What is AGE?

AGE (Actually Good Encryption) is a modern file encryption format and a set of interoperable tools/libraries designed to be simpler than classic “email-style” crypto (like GPG) while remaining secure and script-friendly.

  • Official project: https://github.com/FiloSottile/age
  • Format specification (C2SP): https://c2sp.org/age (also published as https://age-encryption.org/v1)

ProxSave uses the AGE format to encrypt backup archives before they are stored and synced.

Why AGE exists

AGE is intentionally “small” in scope:

  • explicit keys (no key servers, no web-of-trust)
  • composable CLI (works well with pipes)
  • modern primitives and a documented file format specification

How AGE works (high level)

An AGE-encrypted file has:

  • a text header that carries the randomly-generated per-file encryption key, wrapped once per recipient (so any recipient can decrypt)
  • a binary payload that is encrypted and authenticated

AGE is designed for streaming: tools can encrypt/decrypt without loading the full file in memory.

Cryptographic overview (format v1)

At a very high level (details in the spec):

  • each file is encrypted with a fresh random file key (128-bit)
  • the payload is encrypted with an AEAD construction (ChaCha20-Poly1305)
  • the header is authenticated (HMAC-SHA-256, with keys derived via HKDF-SHA-256)

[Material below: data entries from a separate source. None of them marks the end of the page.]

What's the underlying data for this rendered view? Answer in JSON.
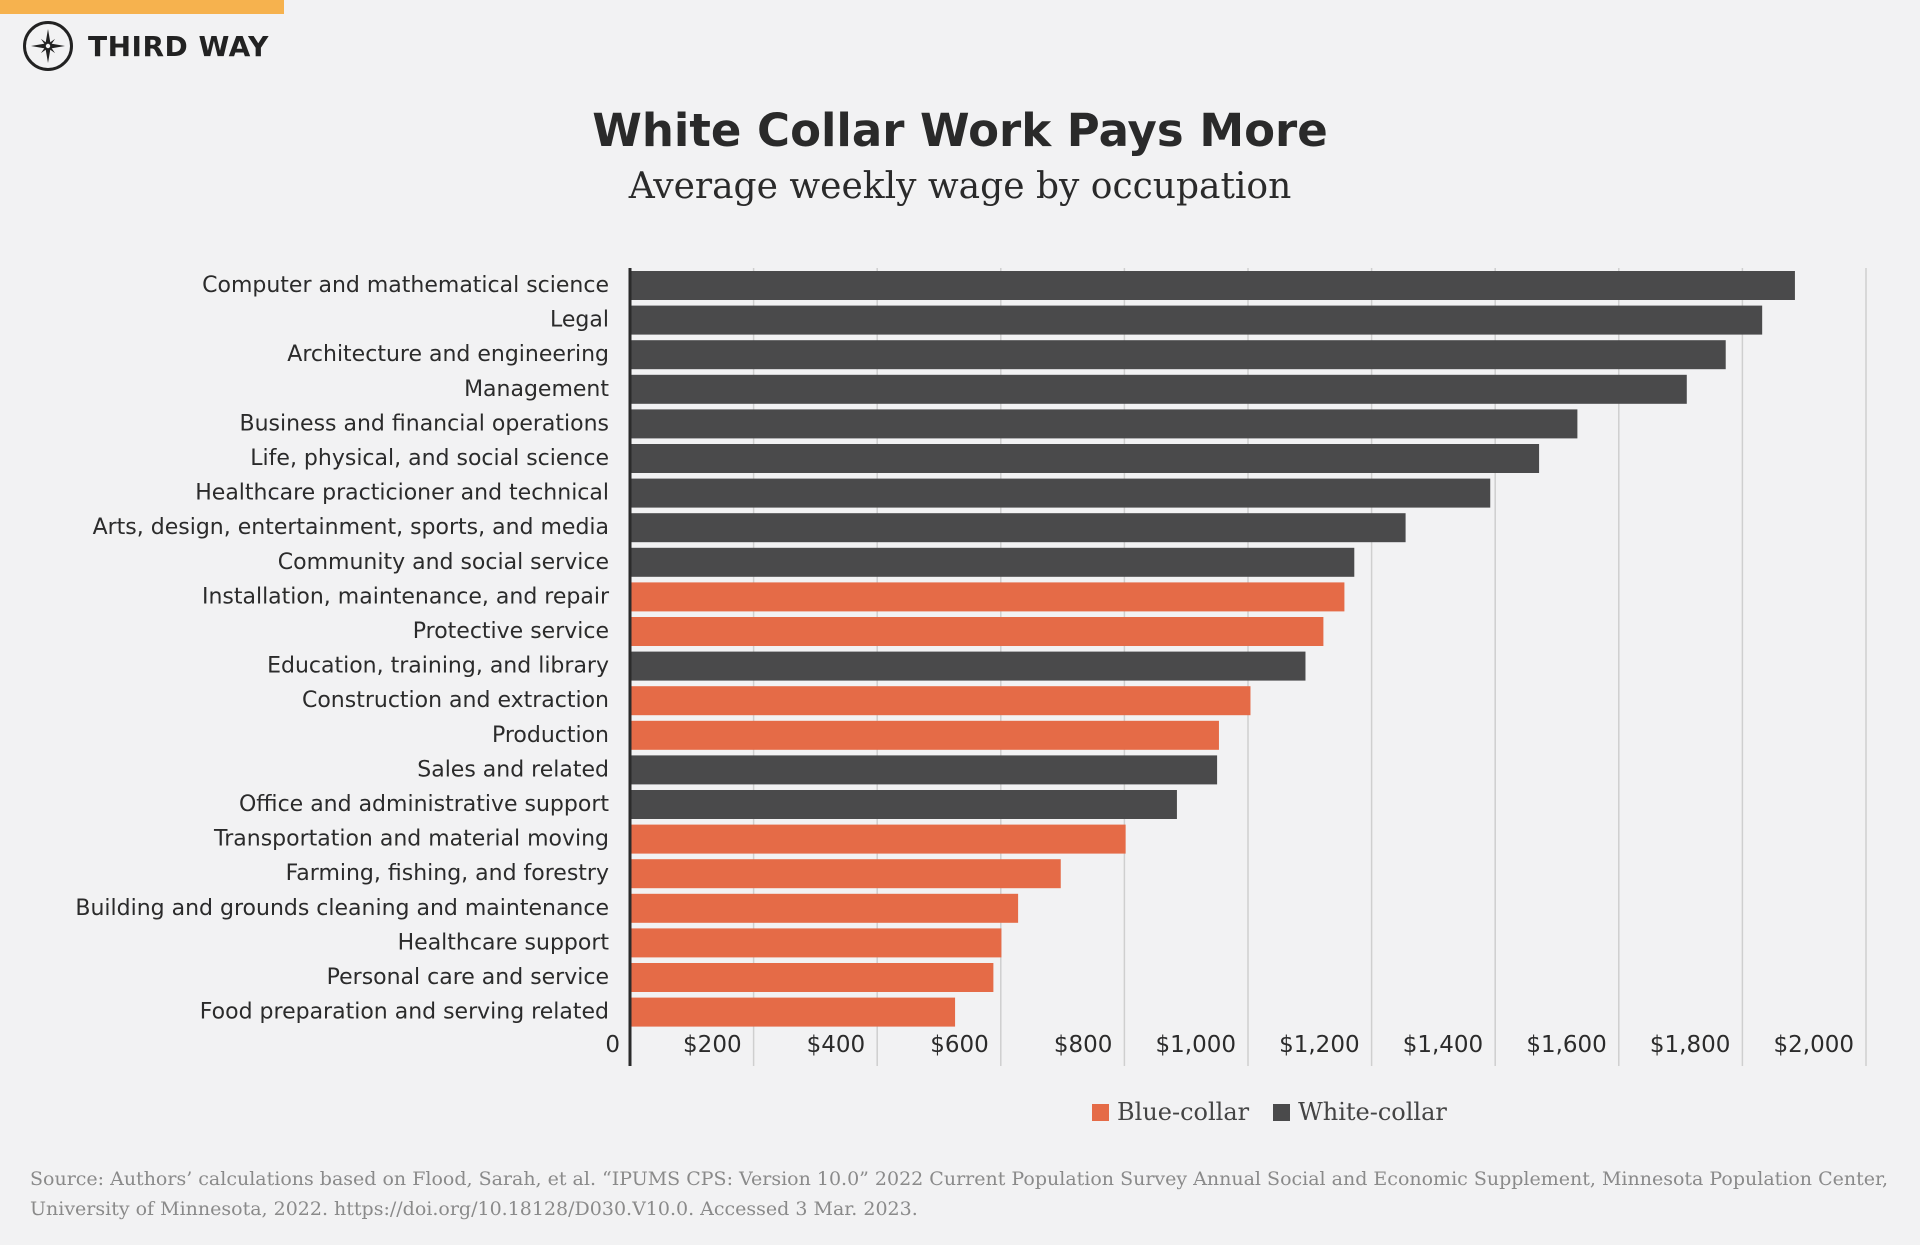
{
  "brand": {
    "name": "THIRD WAY",
    "logo_icon": "compass-star-icon",
    "accent_color": "#f6b24e"
  },
  "header": {
    "title": "White Collar Work Pays More",
    "subtitle": "Average weekly wage by occupation"
  },
  "chart_data": {
    "type": "bar",
    "orientation": "horizontal",
    "title": "White Collar Work Pays More",
    "subtitle": "Average weekly wage by occupation",
    "xlabel": "",
    "ylabel": "",
    "xlim": [
      0,
      2000
    ],
    "x_ticks": [
      0,
      200,
      400,
      600,
      800,
      1000,
      1200,
      1400,
      1600,
      1800,
      2000
    ],
    "x_tick_labels": [
      "0",
      "$200",
      "$400",
      "$600",
      "$800",
      "$1,000",
      "$1,200",
      "$1,400",
      "$1,600",
      "$1,800",
      "$2,000"
    ],
    "grid": "vertical",
    "legend_position": "bottom-right",
    "colors": {
      "Blue-collar": "#e56b47",
      "White-collar": "#4a4a4b"
    },
    "categories": [
      "Computer and mathematical science",
      "Legal",
      "Architecture and engineering",
      "Management",
      "Business and financial operations",
      "Life, physical, and social science",
      "Healthcare practicioner and technical",
      "Arts, design, entertainment, sports, and media",
      "Community and social service",
      "Installation, maintenance, and repair",
      "Protective service",
      "Education, training, and library",
      "Construction and extraction",
      "Production",
      "Sales and related",
      "Office and administrative support",
      "Transportation and material moving",
      "Farming, fishing, and forestry",
      "Building and grounds cleaning and maintenance",
      "Healthcare support",
      "Personal care and service",
      "Food preparation and serving related"
    ],
    "values": [
      1885,
      1832,
      1773,
      1710,
      1533,
      1471,
      1392,
      1255,
      1172,
      1156,
      1122,
      1093,
      1004,
      953,
      950,
      885,
      802,
      697,
      628,
      601,
      588,
      526
    ],
    "groups": [
      "White-collar",
      "White-collar",
      "White-collar",
      "White-collar",
      "White-collar",
      "White-collar",
      "White-collar",
      "White-collar",
      "White-collar",
      "Blue-collar",
      "Blue-collar",
      "White-collar",
      "Blue-collar",
      "Blue-collar",
      "White-collar",
      "White-collar",
      "Blue-collar",
      "Blue-collar",
      "Blue-collar",
      "Blue-collar",
      "Blue-collar",
      "Blue-collar"
    ],
    "legend": [
      "Blue-collar",
      "White-collar"
    ]
  },
  "footer": {
    "source": "Source: Authors’ calculations based on Flood, Sarah, et al. “IPUMS CPS: Version 10.0” 2022 Current Population Survey Annual Social and Economic Supplement, Minnesota Population Center, University of Minnesota, 2022. https://doi.org/10.18128/D030.V10.0. Accessed 3 Mar. 2023."
  }
}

Recipients and identities (core concept)

AGE distinguishes between:

  • recipients: public information used to encrypt (safe to store on the server)
  • identities: secret information used to decrypt (must be kept offline/secure)

A file can be encrypted to multiple recipients. Any one matching identity can decrypt it.

Recipient types in the AGE ecosystem

AGE (the tool and format) supports multiple recipient families, for example:

  • X25519 recipients (age1…) generated by age-keygen
  • SSH recipients (ssh-ed25519 …, ssh-rsa …)
  • passphrase encryption (the age –passphrase mode uses a passphrase-derived recipient in the file header)
  • plugins (hardware tokens and other integrations via age-plugin-*)

How ProxSave uses AGE (important differences)

ProxSave uses the Go filippo.io/age library to encrypt the backup archive while it is being written.

Practical implications:

  • when encryption is enabled, ProxSave does not produce an intermediate plaintext “.tar.*” archive file; the archive is written directly as “.tar.*.age”
  • ProxSave still collects data into a working directory before archiving; encryption protects the final archive at rest and in transit, not the collection step

Supported recipient formats in ProxSave

ProxSave currently accepts:

  • AGE X25519 recipients (age1… public keys)
  • SSH recipients (ssh-ed25519 …, ssh-rsa … public keys)

ProxSave does not support AGE plugins or the native age --passphrase (scrypt-recipient) format as configured recipients.

Passphrase option in ProxSave (ProxSave-specific)

When ProxSave offers a “passphrase/password” option during recipient setup, it does not generate a native age1scrypt1… recipient like age –passphrase does.

Instead, ProxSave deterministically derives an X25519 AGE recipient from your passphrase using scrypt, and stores only the resulting public recipient on disk. During –decrypt/–restore, ProxSave can derive the matching identity again from the same passphrase.

This is convenient (no secrets stored on the server), but it also means:

  • you must keep that passphrase safe; there is no recovery
  • decrypting outside ProxSave requires the corresponding AGE identity, which ProxSave does not print by default

Where ProxSave stores recipients

Configuration keys:

  • ENCRYPT_ARCHIVE=true
  • AGE_RECIPIENT=… (can be repeated / list-style in backup.env)
  • AGE_RECIPIENT_FILE=… (one recipient per line)

Default recipient file (when BASE_DIR is set): BASE_DIR/identity/age/recipient.txt.

File extensions you might see

ProxSave appends .age to the selected archive format:

  • .tar.xz.age, .tar.gz.age, .tar.zst.age, .tar.bz2.age, .tar.lzma.age, or .tar.age

Decryption

Inside ProxSave:

  • proxsave --decrypt (extracts a decrypted bundle)
  • proxsave --restore (decrypts if needed, then restores)

ProxSave prompts for either:

  • an AGE X25519 secret key (AGE-SECRET-KEY-…), or
  • the passphrase used for the ProxSave-derived recipient

With the standard age CLI (for X25519 keys):

age --decrypt -i /path/to/key.txt backup.tar.xz.age > backup.tar.xz

Note: ProxSave’s built-in decrypt workflow does not currently accept SSH private keys as identities. If you encrypted using SSH recipients, use the age CLI for decryption.

No recovery without keys

If you lose all identities/passphrases that can decrypt a backup, the encrypted backups cannot be recovered. Keep at least two independent recovery paths (for example two recipients, or a recipient plus a securely stored passphrase), and periodically test decryption.